Apple: Möglicher Zusammenhang zwischen Zoll-Deal und Intel-Partnerschaft
Es könnte einen Zusammenhang zwischen Apples jüngst verkündeter Zusammenarbeit mit Intel, was die Chipfertigung für Apple-Geräte betrifft, und der Zollausnahmeregelung für das Unternehmen aus Cupertino geben. Intel wird wieder Chips für Apple fertigen, nachdem die beiden Unternehmen jahrelang nicht zusammengearbeitet haben.
Wie Macrumors(öffnet im neuen Fenster) unter Berufung auf das Wall Street Journal berichtet, sollen US-Präsident Donald Trump und sein Handelsminister Howard Lutnick Apple-Chef Tim Cook dazu gedrängt haben, Intels Halbleiterfertigung in den USA für die Produktion einiger Chips zu verwenden. Um welche Bauteile es sich dabei handeln wird, ist bislang nicht bekannt.

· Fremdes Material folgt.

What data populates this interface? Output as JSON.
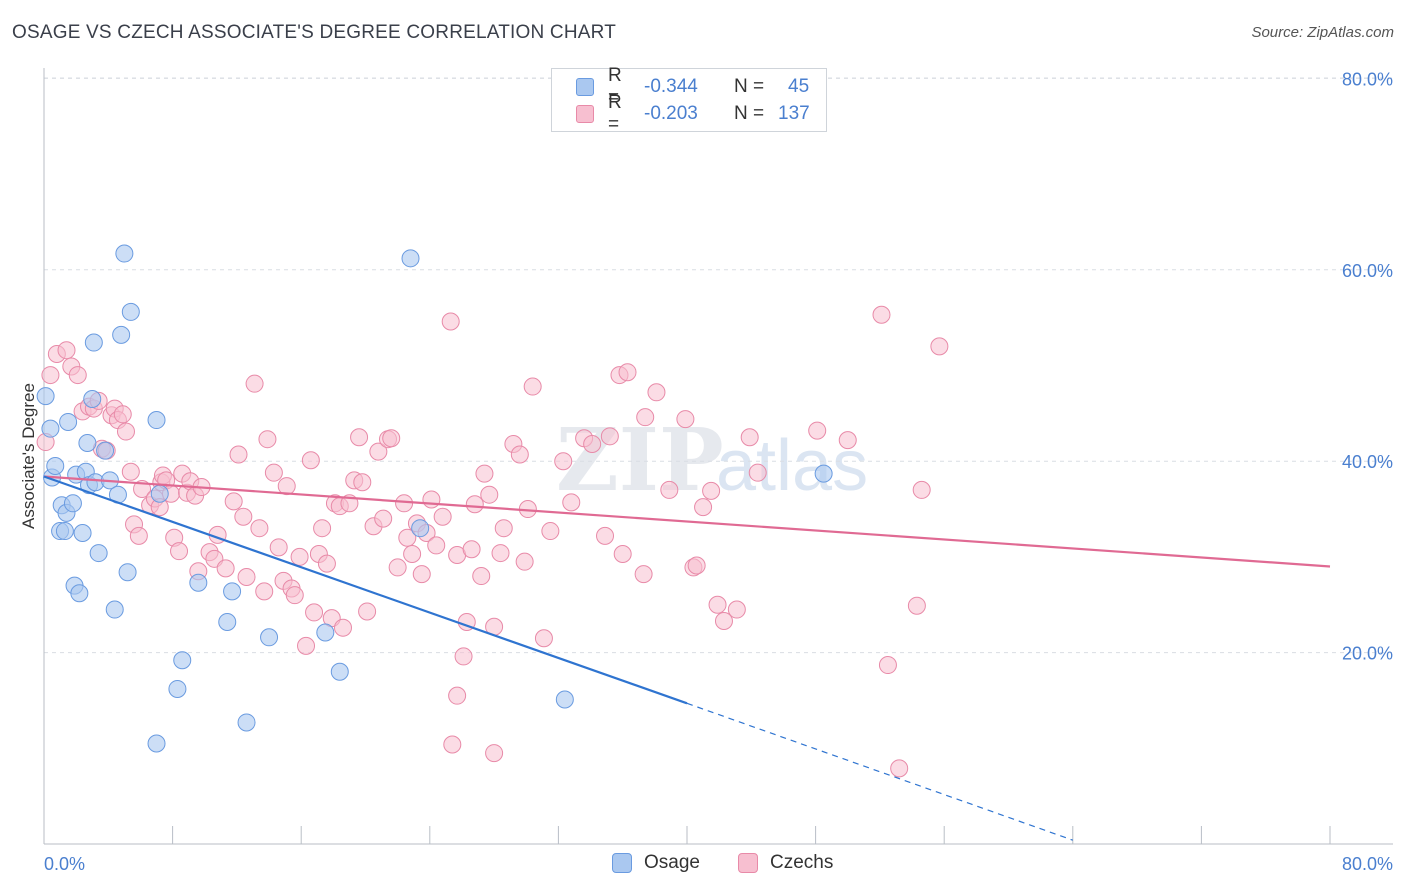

Denkbar ist, dass die Kooperation mit Intel als eine Bedingung für die Gewährung von Zollausnahmeregelungen für Apple-Geräte genutzt wurde. Apple hätte Zölle in Höhe von 100 Prozent auf seine in China gefertigten Geräte erwartet, wenn diese in die USA eingeführt würden. Tim Cook konnte den Strafzoll abwenden, indem er Investitionen in Höhe von mehreren Milliarden US-Dollar in die Fertigung in den USA zusagte.
Welche Chips kann Intel fertigen?
Einem Insider zufolge soll Apple planen, Intels Chipfertigung für Macbooks und iPhones zu verwenden. Bislang verwendet Apple hauptsächlich TSMC für seine SoCs; es ist fraglich, wie schnell Intel technologisch zur Konkurrenz aus Taiwan aufholen kann. Denkbar ist aber, dass Intel andere Bauteile fertigt – etwa Modemchips.
Dass US-Präsident Trump so interessiert daran ist, dass Apple mit Intel zusammenarbeitet, hat einen triftigen Grund: Die US-Regierung ist mit einem Anteil von zehn Prozent an Intel beteiligt; dafür erhielt das Unternehmen Subventionen, die von der Vorgängerregierung unter Joe Biden eigentlich schon zugesagt waren.